Yes We Can - Remember And Renew Our Dreams
The post-election song playing in my head is from my vast collection of roots and blues music. It’s entitled “I Have Dreams to Remember.” Why this one, instead of the many inspirational songs that this historic election and its hope for the future might engender? Somewhere in the mix of my euphoria with management of expectations is a core of doubt that has been formed by years of jaded cynicism and studied caution. A couple of the questions spawned by this state of mind have been:
How can I begin to believe again after so many years of shocking disbelief and the evidence of so much that has just been wrong in terms of national leadership and intrinsic justice?
How does the defining personal direction that began with Dr. Martin Luther King Jr.’s “I Have a Dream” visionary call to social change and the halting journey between then and now reconnect to the “Yes We Can” vision and challenge laid before us today?
Clearly this is the mandate of the people who showed up and pulled the lever for new hope and direction and a desire to participate in the building of a new way of doing things. The dream I remember is captured in the five principles of social justice…both nationally and globally. Best expressed by the Global Justice Movement is the following definition:
There is a Source of all creation which has endowed the absolute values of Truth, Love, Justice and Goodness which represent the ultimate ends of human actions.

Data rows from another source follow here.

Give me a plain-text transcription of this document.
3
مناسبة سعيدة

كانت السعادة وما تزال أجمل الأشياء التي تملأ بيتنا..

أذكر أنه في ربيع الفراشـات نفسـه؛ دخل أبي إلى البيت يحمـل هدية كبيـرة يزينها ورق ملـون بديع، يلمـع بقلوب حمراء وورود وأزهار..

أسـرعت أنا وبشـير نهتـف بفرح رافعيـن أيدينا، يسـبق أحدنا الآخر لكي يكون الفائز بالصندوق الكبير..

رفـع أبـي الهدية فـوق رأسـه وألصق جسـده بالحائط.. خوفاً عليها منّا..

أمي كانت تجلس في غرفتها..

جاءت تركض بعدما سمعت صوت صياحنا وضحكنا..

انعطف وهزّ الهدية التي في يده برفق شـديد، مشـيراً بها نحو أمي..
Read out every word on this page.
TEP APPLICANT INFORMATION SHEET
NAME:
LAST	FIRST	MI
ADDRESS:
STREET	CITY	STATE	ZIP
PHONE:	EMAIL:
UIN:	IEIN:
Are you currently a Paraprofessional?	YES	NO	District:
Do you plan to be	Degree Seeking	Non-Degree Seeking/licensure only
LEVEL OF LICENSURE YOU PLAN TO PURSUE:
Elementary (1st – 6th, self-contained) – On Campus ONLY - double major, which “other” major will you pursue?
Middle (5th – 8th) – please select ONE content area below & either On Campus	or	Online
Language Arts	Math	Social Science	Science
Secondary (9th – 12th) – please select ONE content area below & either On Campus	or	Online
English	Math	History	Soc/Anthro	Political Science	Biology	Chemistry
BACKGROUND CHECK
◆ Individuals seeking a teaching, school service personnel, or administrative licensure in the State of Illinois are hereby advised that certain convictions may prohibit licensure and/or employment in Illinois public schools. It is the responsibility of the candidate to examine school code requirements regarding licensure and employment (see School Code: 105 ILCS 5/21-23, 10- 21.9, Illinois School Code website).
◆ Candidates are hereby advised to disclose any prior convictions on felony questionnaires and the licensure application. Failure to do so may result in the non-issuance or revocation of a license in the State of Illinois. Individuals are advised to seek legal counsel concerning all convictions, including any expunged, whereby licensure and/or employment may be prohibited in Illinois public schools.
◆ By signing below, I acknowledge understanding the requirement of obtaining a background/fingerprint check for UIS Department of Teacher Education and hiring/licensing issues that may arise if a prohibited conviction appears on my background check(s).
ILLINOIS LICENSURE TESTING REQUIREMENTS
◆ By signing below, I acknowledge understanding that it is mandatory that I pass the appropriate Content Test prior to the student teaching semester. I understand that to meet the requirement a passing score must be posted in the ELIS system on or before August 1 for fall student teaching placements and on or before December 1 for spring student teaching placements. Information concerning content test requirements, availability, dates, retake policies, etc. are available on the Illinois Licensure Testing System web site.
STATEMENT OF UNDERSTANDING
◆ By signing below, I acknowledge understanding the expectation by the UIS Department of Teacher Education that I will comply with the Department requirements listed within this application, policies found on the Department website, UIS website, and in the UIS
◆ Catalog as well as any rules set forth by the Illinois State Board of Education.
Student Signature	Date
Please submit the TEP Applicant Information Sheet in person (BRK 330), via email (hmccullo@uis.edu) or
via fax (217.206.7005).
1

All people are raised and live in total interdependence in a sequence of time and as such are entitled to:
• Have warmth, clean air, medicine, clean water, food and housing;
• Be respected, equal, free and able to choose their own destiny;
• Fulfill their full emotional, intellectual and spiritual potential; and
• Have implemented the five Justices: Monetary Justice, Social Justice, Economic Justice, Environmental Justice and Peace Justice.
As a trustee of a delicate biosphere whose carrying capacity we have a duty of care to sustain, every person must respect the rest of creation and take responsibility for preserving the environment including the fauna and flora all of which are interdependent and share a divine origin with humanity.

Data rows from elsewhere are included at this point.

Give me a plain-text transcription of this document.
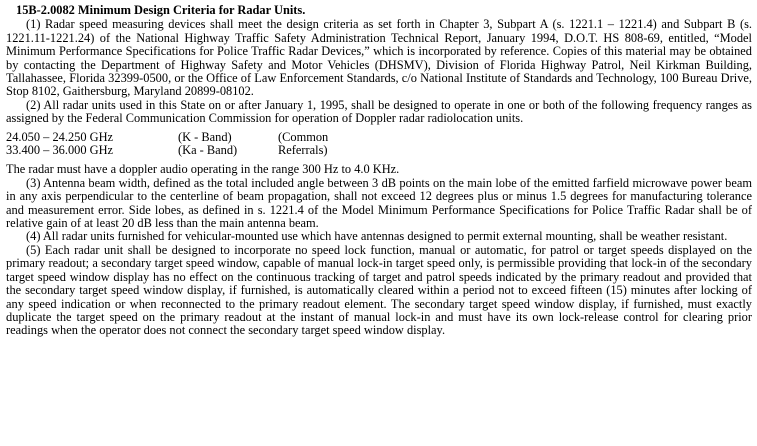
15B-2.0082 Minimum Design Criteria for Radar Units.

(1) Radar speed measuring devices shall meet the design criteria as set forth in Chapter 3, Subpart A (s. 1221.1 – 1221.4) and Subpart B (s. 1221.11-1221.24) of the National Highway Traffic Safety Administration Technical Report, January 1994, D.O.T. HS 808-69, entitled, “Model Minimum Performance Specifications for Police Traffic Radar Devices,” which is incorporated by reference. Copies of this material may be obtained by contacting the Department of Highway Safety and Motor Vehicles (DHSMV), Division of Florida Highway Patrol, Neil Kirkman Building, Tallahassee, Florida 32399-0500, or the Office of Law Enforcement Standards, c/o National Institute of Standards and Technology, 100 Bureau Drive, Stop 8102, Gaithersburg, Maryland 20899-08102.

(2) All radar units used in this State on or after January 1, 1995, shall be designed to operate in one or both of the following frequency ranges as assigned by the Federal Communication Commission for operation of Doppler radar radiolocation units.

24.050 – 24.250 GHz	(K - Band)	(Common
33.400 – 36.000 GHz	(Ka - Band)	Referrals)

The radar must have a doppler audio operating in the range 300 Hz to 4.0 KHz.

(3) Antenna beam width, defined as the total included angle between 3 dB points on the main lobe of the emitted farfield microwave power beam in any axis perpendicular to the centerline of beam propagation, shall not exceed 12 degrees plus or minus 1.5 degrees for manufacturing tolerance and measurement error. Side lobes, as defined in s. 1221.4 of the Model Minimum Performance Specifications for Police Traffic Radar shall be of relative gain of at least 20 dB less than the main antenna beam.

(4) All radar units furnished for vehicular-mounted use which have antennas designed to permit external mounting, shall be weather resistant.

(5) Each radar unit shall be designed to incorporate no speed lock function, manual or automatic, for patrol or target speeds displayed on the primary readout; a secondary target speed window, capable of manual lock-in target speed only, is permissible providing that lock-in of the secondary target speed window display has no effect on the continuous tracking of target and patrol speeds indicated by the primary readout and provided that the secondary target speed window display, if furnished, is automatically cleared within a period not to exceed fifteen (15) minutes after locking of any speed indication or when reconnected to the primary readout element. The secondary target speed window display, if furnished, must exactly duplicate the target speed on the primary readout at the instant of manual lock-in and must have its own lock-release control for clearing prior readings when the operator does not connect the secondary target speed window display.
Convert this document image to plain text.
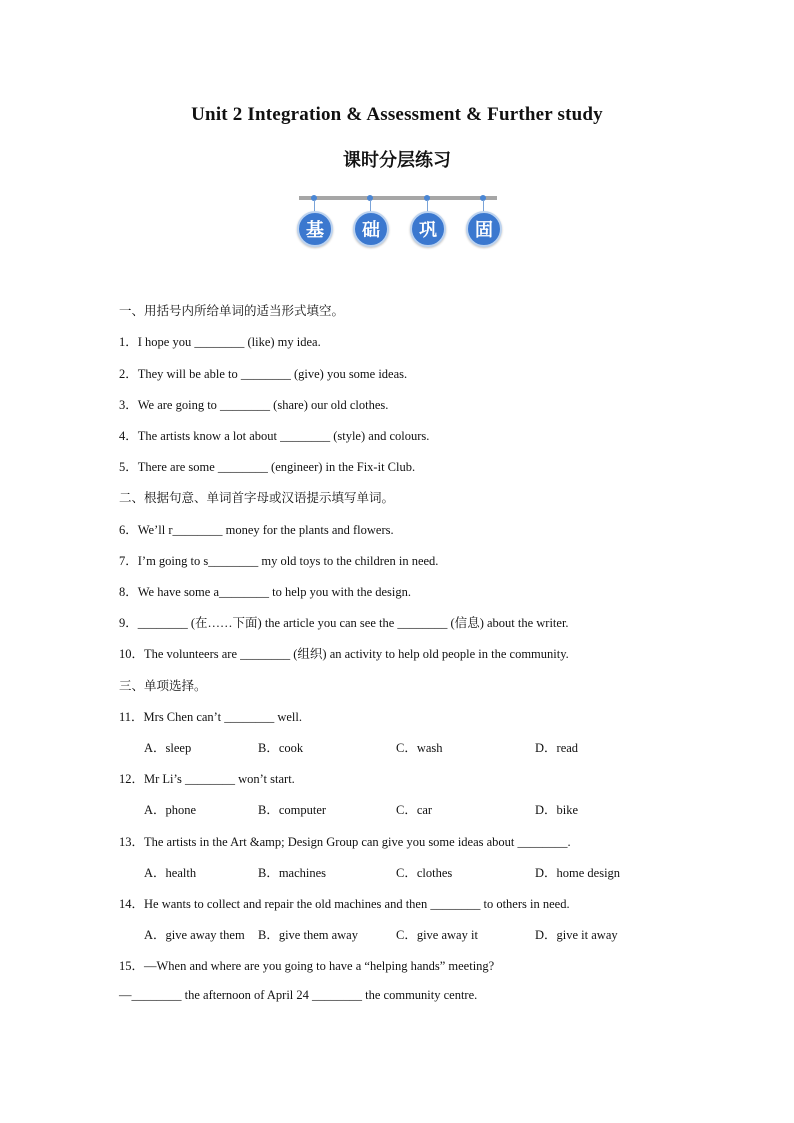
Unit 2 Integration & Assessment & Further study
课时分层练习
基	础	巩	固
一、用括号内所给单词的适当形式填空。
1．I hope you ________ (like) my idea.
2．They will be able to ________ (give) you some ideas.
3．We are going to ________ (share) our old clothes.
4．The artists know a lot about ________ (style) and colours.
5．There are some ________ (engineer) in the Fix-it Club.
二、根据句意、单词首字母或汉语提示填写单词。
6．We’ll r________ money for the plants and flowers.
7．I’m going to s________ my old toys to the children in need.
8．We have some a________ to help you with the design.
9．________ (在……下面) the article you can see the ________ (信息) about the writer.
10．The volunteers are ________ (组织) an activity to help old people in the community.
三、单项选择。
11．Mrs Chen can’t ________ well.
A．sleep	B．cook	C．wash	D．read
12．Mr Li’s ________ won’t start.
A．phone	B．computer	C．car	D．bike
13．The artists in the Art &amp; Design Group can give you some ideas about ________.
A．health	B．machines	C．clothes	D．home design
14．He wants to collect and repair the old machines and then ________ to others in need.
A．give away them B．give them away	C．give away it	D．give it away
15．—When and where are you going to have a “helping hands” meeting?
—________ the afternoon of April 24 ________ the community centre.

The rights of the individual include the rights of liberty, secure incomes, access to productive property through an expansion of capital ownership and trusteeship, access to the commons, free markets, and the secret ballot, while the responsibilities of the individual include a continual concern for the rights and interests of others.
There is a hierarchy of human work: The lowest but most urgent form of work is for sheer personal survival. The highest form of work is improving the social order including relationships with others and doing work the soul must have.

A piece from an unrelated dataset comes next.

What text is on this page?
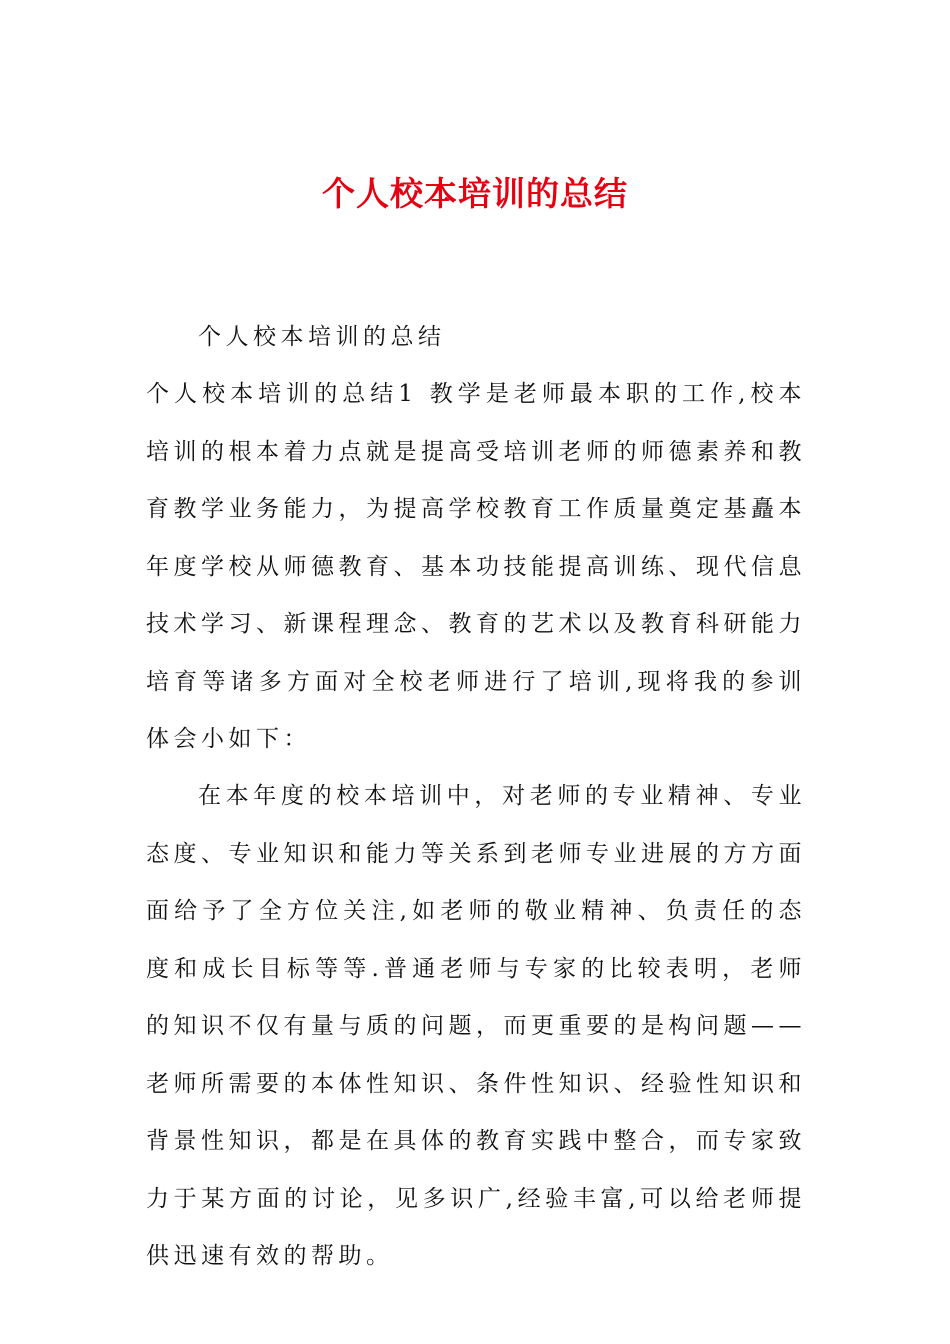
个人校本培训的总结

个人校本培训的总结

个人校本培训的总结1 教学是老师最本职的工作,校本培训的根本着力点就是提高受培训老师的师德素养和教育教学业务能力，为提高学校教育工作质量奠定基矗本年度学校从师德教育、基本功技能提高训练、现代信息技术学习、新课程理念、教育的艺术以及教育科研能力培育等诸多方面对全校老师进行了培训,现将我的参训体会小如下：

在本年度的校本培训中，对老师的专业精神、专业态度、专业知识和能力等关系到老师专业进展的方方面面给予了全方位关注,如老师的敬业精神、负责任的态度和成长目标等等.普通老师与专家的比较表明，老师的知识不仅有量与质的问题，而更重要的是构问题——老师所需要的本体性知识、条件性知识、经验性知识和背景性知识，都是在具体的教育实践中整合，而专家致力于某方面的讨论，见多识广,经验丰富,可以给老师提供迅速有效的帮助。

True political democracy can only be built on the foundation of true economic democracy. It is the duty of democratic government to secure the results the people want from the management of their public affairs as far as such results are physically possible and morally right.
Whatever is physically possible is financially possible through appropriate democratic and just transformations of society’s economic institutions.
As I read and reread this description of the architecture for change and true social justice, I try to push aside the fundamental internal response of “this is an impossible dream.” Is it a dream that can change some of the harsh realities of the world…poverty, racism, classism, oppression, cynicism, and greed? YES! Is it an achievable dream? The only way to find out is to join forces under this rubric and try. One thing I know for sure. Once upon a time, it was the dream I remember. It is the dream I want to have for myself, my family, my community, and my world.
I plan to renew my personal commitment to this dream that I remember in all the work we do together. It is the standard I wish to set for the energy, resources, and strategies which this organization will employ to try to do our part in achieving the dream.
I look forward to hearing, incorporating, and working toward the dreams of all who join us in our work and mission. No matter what we accomplish in the time we are given, the fundamental goal should be the preservation of one tenet of the human condition…all of us – young, old, and in between – must live in a world that inspires us to dream and believe in the possibility of those dreams becoming reality.